Should the treats become more relevant in the game, I will send more shipments out, but for now, Gulliver will continue to just creepily stand behind my camper while I am parked on the island.


----------



## Ryumia (Apr 19, 2018)

Sowelu said:


> As I mentioned in another thread, if you just want the 3 new animals, you don't need to give Gulliver anything special. I stocked his boat with cheap (and 1 minute build time) log fences several times and he eventually brought me all three characters!
> 
> Should the treats become more relevant in the game, I will send more shipments out, but for now, Gulliver will continue to just creepily stand behind my camper while I am parked on the island.


Whoa... :0 Really? Then... That's good to know. I thought you needed to use special items to get the villagers. I was able to get Plucky when I sent in my first ten items to Gulliver. Only used items that were considered "good".


----------



## Mr. Cat (Apr 19, 2018)

I got Rowan on trade 4 or 5 and I haven't gotten anybody else yet. I'm also using the fences since using a few good/great items seems to do absolutely nothing unless all 10 are good/great, which everybody knows by now... it's ridiculous.


----------



## Roald_fan (Apr 19, 2018)

Wanted to say thanks for the tips, as I finally got all three new villagers.  All I did was craft a lot of log fences.  It took 8 or 9 tries (a few of those, I got candy but no villager).


----------



## Angel-Rae (Apr 19, 2018)

I’m still on two villagers but I mainly wanted my ztiger friend so I’m not overly fussed as I got him. I’m mainly trying to get the full treats selection, if I get Plucky it’ll be a nice surprise as I’m just focused on treats right now.


----------



## Chiana (Apr 20, 2018)

I finally got my new villager yesterday.  Plucky arrived.  I also got something other than a bronze treat after I sent Gulliver out with several pots of  purple pansies and blue tulips.  For now, I am going to keep sending him out with a boatload of cheap items until I get the villagers.  Then I will see about giving over better items for a chance at the various goodies.

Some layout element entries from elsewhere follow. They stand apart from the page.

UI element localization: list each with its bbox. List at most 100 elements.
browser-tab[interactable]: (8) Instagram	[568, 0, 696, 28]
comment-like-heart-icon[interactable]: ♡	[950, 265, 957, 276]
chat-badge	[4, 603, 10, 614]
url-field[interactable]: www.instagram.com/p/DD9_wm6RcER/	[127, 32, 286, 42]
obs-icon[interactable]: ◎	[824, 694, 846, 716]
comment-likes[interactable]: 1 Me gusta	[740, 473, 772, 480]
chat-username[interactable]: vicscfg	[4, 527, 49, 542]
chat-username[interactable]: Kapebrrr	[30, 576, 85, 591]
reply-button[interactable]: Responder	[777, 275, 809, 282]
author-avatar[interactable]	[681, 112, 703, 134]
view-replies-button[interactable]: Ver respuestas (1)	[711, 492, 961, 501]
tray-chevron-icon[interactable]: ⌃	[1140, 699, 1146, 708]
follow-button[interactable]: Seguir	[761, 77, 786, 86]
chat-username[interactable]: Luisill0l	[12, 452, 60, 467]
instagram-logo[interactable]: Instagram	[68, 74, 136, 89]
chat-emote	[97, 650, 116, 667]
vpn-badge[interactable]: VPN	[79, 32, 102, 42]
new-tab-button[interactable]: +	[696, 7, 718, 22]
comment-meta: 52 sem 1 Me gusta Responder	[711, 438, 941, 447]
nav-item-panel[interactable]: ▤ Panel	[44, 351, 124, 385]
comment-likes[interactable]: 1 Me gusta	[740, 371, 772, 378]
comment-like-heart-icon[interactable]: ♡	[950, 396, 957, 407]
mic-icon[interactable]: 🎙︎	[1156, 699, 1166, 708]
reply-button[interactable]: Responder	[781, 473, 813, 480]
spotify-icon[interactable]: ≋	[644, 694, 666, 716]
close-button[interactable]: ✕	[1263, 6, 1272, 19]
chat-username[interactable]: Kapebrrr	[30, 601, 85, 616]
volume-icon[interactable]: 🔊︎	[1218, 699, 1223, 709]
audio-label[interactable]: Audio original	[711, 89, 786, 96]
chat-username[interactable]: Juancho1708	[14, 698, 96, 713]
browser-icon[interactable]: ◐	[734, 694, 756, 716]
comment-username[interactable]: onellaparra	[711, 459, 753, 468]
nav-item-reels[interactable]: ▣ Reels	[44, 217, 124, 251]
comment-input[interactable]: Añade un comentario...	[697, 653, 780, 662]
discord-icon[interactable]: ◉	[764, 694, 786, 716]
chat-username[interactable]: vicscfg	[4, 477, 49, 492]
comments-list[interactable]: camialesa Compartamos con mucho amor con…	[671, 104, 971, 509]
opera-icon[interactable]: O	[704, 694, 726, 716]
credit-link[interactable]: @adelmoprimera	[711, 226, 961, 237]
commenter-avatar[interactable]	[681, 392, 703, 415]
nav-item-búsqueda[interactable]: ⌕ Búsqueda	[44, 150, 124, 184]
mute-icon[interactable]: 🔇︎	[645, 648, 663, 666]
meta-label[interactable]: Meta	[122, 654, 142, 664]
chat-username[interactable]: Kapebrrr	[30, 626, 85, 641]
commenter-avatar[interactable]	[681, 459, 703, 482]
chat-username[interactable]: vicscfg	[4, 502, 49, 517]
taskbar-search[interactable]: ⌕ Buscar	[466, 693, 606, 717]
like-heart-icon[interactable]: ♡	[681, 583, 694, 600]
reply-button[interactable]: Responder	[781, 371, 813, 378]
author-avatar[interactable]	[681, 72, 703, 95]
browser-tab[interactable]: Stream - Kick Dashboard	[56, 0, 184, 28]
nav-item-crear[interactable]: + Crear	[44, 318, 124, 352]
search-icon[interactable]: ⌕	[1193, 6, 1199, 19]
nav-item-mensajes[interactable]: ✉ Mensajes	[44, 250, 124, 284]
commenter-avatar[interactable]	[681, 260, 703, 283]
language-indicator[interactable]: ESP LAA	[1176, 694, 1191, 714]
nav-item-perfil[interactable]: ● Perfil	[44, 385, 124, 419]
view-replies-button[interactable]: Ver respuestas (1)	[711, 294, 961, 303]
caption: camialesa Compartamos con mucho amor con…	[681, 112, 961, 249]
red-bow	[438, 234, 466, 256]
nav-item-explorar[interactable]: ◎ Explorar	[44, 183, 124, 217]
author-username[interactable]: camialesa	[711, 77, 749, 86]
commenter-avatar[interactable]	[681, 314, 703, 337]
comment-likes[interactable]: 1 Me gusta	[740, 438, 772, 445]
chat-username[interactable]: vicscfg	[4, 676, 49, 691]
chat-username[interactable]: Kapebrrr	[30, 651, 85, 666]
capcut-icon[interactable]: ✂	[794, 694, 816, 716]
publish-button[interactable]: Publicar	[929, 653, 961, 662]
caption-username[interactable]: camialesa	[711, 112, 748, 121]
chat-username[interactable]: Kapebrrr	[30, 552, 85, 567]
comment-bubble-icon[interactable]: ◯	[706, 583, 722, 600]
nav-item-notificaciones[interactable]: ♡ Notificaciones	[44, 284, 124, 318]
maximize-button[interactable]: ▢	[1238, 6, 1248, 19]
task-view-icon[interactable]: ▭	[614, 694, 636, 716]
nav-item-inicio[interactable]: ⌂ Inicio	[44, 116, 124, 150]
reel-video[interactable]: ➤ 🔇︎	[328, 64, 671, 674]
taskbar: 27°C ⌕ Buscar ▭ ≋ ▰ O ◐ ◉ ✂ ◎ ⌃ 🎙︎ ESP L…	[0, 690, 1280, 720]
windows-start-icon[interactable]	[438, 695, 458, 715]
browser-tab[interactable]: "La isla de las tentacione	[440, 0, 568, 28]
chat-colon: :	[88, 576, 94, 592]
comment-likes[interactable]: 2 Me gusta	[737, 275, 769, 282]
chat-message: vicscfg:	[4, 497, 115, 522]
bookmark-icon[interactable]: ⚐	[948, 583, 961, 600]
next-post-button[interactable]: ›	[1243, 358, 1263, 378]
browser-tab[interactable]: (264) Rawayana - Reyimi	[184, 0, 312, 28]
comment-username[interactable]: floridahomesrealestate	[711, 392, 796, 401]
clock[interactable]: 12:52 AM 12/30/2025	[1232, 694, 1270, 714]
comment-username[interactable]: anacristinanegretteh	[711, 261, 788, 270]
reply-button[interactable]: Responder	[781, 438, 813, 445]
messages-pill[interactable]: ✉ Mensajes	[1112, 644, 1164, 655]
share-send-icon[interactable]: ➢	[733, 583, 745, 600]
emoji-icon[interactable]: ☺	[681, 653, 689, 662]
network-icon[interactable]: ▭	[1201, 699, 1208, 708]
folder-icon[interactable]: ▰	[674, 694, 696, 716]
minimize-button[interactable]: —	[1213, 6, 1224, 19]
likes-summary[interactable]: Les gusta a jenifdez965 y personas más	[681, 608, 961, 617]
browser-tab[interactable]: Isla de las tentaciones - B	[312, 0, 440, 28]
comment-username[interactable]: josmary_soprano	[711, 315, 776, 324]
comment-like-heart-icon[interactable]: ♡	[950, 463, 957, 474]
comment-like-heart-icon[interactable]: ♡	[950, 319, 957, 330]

Low cost trade items apart from the ones already mentioned in this thread are cheap socks (and some other clothing) bought daily in the Market Place.


----------



## Bucky42 (Apr 21, 2018)

I have been using mostly cheap stuff including the minimalist lamp from the new furniture (6 steel & 290 bells). I have only gotten one of the villagers so I was wondering if the direction we send him on has any effect. I am hoping to get the other two soon but now that I know I can use the cheap stuff that can craft in one or 3 minutes I am happy. I have lots of bells so that is not an issue for me.

I found things that use each of the materials, and put them on my favorites list so I can easily find and craft them.
Steamed lobster 6 preserves & 390 bells; round cloth table 3 wood 3 cotton & 280 bells; cute rug (pink round one) 6 cotton & 300 bells; in addition to the other items mentioned in this thread.


----------



## Angel-Rae (Apr 21, 2018)

I only have two. From what I have read around the place neither the direction no the furniture has any impact on whether he brings back an animal.


----------